1. A Bit Of Magic

    Yesterday I had an inspiring talk with my brother, who is my Mycroft Holmes - only, less lazy - in the sense that, working he in the University environment, our debates on technology are often based on a less pragmatic and more theoretical level, and it causes in me insights that I wouldn’t have in the usual company environment.

    Stefano had an mind-opening intuition considering the ways we have to imagine new technologies before they get available.

    In the past, science fiction was the playground for the invention of future possible and impossible technologies, some naïve, such as mechanics imagined instead of electronics, or overestimating the power and the possibilities of electric or radioactive, some astonishingly close to reality.

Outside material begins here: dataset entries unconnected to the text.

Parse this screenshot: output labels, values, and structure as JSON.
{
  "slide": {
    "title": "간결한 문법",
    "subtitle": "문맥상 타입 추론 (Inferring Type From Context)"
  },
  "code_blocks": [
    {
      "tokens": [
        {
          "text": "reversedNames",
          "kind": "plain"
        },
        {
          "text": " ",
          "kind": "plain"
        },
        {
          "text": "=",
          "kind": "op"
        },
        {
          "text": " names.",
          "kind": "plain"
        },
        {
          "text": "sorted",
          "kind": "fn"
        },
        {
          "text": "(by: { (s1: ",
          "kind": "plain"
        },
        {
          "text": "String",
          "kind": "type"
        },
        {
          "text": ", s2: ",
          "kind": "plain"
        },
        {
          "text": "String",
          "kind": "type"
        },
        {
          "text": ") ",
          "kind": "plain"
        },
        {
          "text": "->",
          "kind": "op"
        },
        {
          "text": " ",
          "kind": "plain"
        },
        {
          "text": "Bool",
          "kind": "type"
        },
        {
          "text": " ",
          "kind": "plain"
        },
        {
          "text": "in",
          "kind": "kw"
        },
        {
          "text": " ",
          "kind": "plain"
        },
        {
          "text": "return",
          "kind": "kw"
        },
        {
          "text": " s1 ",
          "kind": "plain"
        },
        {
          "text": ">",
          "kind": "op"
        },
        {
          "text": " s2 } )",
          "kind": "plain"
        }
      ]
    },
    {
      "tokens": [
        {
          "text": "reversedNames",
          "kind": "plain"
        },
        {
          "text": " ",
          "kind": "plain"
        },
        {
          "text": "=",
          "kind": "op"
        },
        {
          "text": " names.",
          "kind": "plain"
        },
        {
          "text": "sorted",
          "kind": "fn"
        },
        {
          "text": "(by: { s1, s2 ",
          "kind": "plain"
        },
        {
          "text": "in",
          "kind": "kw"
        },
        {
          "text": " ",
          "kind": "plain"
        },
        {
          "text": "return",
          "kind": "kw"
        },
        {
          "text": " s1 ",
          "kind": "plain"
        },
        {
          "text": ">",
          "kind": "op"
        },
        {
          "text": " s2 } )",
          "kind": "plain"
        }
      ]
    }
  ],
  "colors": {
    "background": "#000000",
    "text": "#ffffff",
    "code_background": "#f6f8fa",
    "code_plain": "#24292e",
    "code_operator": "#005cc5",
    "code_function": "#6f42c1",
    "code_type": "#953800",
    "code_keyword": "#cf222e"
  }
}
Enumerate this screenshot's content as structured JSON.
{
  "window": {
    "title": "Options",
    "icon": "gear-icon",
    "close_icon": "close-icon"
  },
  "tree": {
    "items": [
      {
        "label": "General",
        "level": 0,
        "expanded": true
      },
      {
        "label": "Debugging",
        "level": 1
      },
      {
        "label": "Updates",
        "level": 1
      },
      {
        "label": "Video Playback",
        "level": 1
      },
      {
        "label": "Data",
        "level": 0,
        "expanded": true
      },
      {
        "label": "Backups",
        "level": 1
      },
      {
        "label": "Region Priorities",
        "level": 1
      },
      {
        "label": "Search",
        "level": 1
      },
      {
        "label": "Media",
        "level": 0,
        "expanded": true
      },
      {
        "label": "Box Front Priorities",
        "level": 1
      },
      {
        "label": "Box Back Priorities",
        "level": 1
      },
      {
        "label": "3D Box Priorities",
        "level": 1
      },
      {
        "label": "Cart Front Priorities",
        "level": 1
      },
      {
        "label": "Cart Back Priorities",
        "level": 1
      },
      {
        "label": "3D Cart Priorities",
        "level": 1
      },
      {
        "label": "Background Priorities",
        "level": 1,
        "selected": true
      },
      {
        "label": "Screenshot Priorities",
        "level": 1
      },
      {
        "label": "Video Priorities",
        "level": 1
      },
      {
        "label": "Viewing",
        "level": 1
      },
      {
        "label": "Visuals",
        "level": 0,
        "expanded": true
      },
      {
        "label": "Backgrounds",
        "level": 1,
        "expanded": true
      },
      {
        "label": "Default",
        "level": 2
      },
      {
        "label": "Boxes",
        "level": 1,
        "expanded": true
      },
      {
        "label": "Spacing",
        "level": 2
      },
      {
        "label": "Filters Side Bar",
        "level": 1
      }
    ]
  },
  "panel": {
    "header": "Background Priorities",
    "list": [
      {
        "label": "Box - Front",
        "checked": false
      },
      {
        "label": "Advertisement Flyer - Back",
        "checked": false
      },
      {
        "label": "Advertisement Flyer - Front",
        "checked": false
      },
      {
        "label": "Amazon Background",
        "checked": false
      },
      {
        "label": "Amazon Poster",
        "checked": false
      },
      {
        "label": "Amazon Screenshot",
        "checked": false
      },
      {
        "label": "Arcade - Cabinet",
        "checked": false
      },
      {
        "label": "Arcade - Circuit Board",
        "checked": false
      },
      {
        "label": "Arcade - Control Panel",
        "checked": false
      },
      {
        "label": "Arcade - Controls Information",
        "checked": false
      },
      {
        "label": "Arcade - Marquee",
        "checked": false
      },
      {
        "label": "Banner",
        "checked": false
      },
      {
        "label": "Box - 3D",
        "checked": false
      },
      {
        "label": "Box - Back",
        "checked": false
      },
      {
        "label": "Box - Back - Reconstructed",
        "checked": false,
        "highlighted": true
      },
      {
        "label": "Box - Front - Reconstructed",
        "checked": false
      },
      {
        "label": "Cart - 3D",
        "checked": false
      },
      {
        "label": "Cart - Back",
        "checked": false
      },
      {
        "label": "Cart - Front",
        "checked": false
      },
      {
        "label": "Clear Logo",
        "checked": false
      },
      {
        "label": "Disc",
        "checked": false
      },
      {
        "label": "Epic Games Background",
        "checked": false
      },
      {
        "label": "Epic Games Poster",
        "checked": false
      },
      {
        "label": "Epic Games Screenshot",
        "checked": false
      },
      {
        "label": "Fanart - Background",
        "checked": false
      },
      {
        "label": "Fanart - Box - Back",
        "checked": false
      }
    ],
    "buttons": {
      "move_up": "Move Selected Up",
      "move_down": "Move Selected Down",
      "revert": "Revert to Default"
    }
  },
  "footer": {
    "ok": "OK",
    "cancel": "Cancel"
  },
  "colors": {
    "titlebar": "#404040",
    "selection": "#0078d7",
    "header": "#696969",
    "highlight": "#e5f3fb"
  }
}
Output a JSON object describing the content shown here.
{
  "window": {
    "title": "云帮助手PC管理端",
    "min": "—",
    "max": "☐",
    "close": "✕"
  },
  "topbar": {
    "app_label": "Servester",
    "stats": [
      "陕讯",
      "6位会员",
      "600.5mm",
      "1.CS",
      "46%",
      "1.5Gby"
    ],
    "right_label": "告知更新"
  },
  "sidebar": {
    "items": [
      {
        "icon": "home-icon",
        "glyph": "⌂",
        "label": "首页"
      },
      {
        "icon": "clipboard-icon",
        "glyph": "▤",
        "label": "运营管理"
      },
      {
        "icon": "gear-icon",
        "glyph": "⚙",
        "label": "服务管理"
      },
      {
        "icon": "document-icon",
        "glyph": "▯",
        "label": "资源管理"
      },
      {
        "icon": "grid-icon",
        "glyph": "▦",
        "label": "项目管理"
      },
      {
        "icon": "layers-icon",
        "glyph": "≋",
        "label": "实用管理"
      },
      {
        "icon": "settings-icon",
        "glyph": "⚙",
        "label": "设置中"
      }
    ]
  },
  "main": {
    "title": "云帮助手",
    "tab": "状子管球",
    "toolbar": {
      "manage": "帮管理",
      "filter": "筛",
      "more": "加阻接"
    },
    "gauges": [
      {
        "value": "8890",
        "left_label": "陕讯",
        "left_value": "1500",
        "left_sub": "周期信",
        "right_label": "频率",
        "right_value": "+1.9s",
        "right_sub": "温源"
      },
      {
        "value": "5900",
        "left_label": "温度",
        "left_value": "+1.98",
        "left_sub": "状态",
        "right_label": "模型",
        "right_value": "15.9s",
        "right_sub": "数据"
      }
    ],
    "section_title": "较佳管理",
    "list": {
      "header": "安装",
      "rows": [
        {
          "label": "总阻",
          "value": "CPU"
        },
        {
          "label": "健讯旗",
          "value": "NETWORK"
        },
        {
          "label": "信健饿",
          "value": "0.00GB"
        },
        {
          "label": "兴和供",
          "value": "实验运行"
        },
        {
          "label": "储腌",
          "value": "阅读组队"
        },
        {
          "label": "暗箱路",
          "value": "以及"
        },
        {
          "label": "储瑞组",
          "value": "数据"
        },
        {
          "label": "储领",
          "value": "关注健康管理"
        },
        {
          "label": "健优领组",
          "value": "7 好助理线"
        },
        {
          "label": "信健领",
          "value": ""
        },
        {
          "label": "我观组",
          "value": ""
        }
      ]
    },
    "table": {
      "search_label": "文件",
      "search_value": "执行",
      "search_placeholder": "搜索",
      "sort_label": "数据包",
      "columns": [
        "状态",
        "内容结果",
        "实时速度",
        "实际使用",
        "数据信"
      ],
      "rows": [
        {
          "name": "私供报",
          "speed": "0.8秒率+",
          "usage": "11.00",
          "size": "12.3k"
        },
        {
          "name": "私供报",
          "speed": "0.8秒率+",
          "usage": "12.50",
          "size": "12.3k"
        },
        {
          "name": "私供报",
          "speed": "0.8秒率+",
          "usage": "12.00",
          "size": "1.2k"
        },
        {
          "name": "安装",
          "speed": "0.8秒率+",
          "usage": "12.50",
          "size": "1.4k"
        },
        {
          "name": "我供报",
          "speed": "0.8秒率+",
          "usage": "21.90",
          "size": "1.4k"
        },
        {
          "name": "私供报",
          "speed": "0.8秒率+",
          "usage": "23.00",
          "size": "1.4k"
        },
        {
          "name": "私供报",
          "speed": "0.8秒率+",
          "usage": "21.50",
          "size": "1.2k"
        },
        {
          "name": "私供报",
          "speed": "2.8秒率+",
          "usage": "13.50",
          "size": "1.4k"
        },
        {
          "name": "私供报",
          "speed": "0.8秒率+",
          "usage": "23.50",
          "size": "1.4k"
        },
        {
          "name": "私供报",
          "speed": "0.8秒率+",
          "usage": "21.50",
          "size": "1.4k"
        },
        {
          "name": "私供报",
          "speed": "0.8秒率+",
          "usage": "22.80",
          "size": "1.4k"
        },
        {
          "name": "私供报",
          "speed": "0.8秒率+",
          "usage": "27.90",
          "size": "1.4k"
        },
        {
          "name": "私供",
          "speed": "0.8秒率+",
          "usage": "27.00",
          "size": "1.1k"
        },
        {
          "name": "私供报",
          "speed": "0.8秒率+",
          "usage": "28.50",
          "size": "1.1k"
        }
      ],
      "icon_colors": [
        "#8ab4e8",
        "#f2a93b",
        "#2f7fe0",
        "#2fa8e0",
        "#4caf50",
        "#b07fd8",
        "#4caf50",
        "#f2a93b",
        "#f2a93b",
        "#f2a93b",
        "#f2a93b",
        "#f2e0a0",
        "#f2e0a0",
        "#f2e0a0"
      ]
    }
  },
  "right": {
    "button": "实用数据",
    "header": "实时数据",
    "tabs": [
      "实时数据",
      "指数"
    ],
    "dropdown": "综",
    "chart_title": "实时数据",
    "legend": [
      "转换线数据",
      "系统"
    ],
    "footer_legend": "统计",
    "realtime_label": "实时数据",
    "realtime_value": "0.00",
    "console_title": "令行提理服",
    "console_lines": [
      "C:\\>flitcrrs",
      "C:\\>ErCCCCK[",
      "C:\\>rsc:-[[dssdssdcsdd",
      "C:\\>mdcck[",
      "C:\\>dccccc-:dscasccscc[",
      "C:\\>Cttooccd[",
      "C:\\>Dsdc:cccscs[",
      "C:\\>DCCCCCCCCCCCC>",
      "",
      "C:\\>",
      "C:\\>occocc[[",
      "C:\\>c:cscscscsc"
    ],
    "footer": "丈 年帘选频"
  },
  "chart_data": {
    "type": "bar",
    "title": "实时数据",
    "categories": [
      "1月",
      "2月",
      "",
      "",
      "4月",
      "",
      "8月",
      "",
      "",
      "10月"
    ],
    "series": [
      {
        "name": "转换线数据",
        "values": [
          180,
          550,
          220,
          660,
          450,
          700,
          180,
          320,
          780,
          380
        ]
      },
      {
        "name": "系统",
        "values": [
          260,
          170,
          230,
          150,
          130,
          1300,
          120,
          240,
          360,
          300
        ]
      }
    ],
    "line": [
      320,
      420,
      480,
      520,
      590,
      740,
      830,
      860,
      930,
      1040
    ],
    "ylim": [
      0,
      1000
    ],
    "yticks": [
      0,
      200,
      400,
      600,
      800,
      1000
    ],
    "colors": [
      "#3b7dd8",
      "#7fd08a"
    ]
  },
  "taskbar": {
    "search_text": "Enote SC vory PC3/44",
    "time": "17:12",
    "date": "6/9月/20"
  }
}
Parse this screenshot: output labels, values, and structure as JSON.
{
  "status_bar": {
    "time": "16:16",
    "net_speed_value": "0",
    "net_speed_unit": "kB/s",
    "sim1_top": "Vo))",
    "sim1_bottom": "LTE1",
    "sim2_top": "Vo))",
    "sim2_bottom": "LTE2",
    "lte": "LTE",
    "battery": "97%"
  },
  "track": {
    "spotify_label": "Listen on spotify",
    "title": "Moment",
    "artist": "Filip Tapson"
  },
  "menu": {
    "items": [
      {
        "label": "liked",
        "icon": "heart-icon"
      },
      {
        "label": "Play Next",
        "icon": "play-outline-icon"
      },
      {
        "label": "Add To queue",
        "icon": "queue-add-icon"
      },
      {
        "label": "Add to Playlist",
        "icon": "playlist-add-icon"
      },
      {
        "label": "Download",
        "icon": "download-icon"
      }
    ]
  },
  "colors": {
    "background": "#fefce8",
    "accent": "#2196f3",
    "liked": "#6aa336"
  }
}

    For a list for science fiction inventions, here.

    Our days, technology has grown mature to follow faster and faster the possible solutions we can imagine for our life; Stefano says that science fiction is now commonly in our house (remote controlling, domotics, videoconference…)

    So where’s the way to keep on being creative, innovative and inspired in imagining new interfaces or technologies?

    Try a little magic, says Stefano. If building science fiction technology has become the common practice, the way left to imagine future interactions is magic. Fairy tales, fantasy and sorcery stories are the new repertory of next deliverable technologies, because the usual thinking based upon logic consequences of practical problem is not enough fast-forward.

    Some examples? A science fiction writer like Jules Verne imagined the rocket to the moon that was later built (or almost), but it took Grimm brothers to imagine the answering bot in Snow white. Or this enhanced version of the eBook.

    The unleashed fantasy of magic can help the brain figure out what technology is not yet able to build.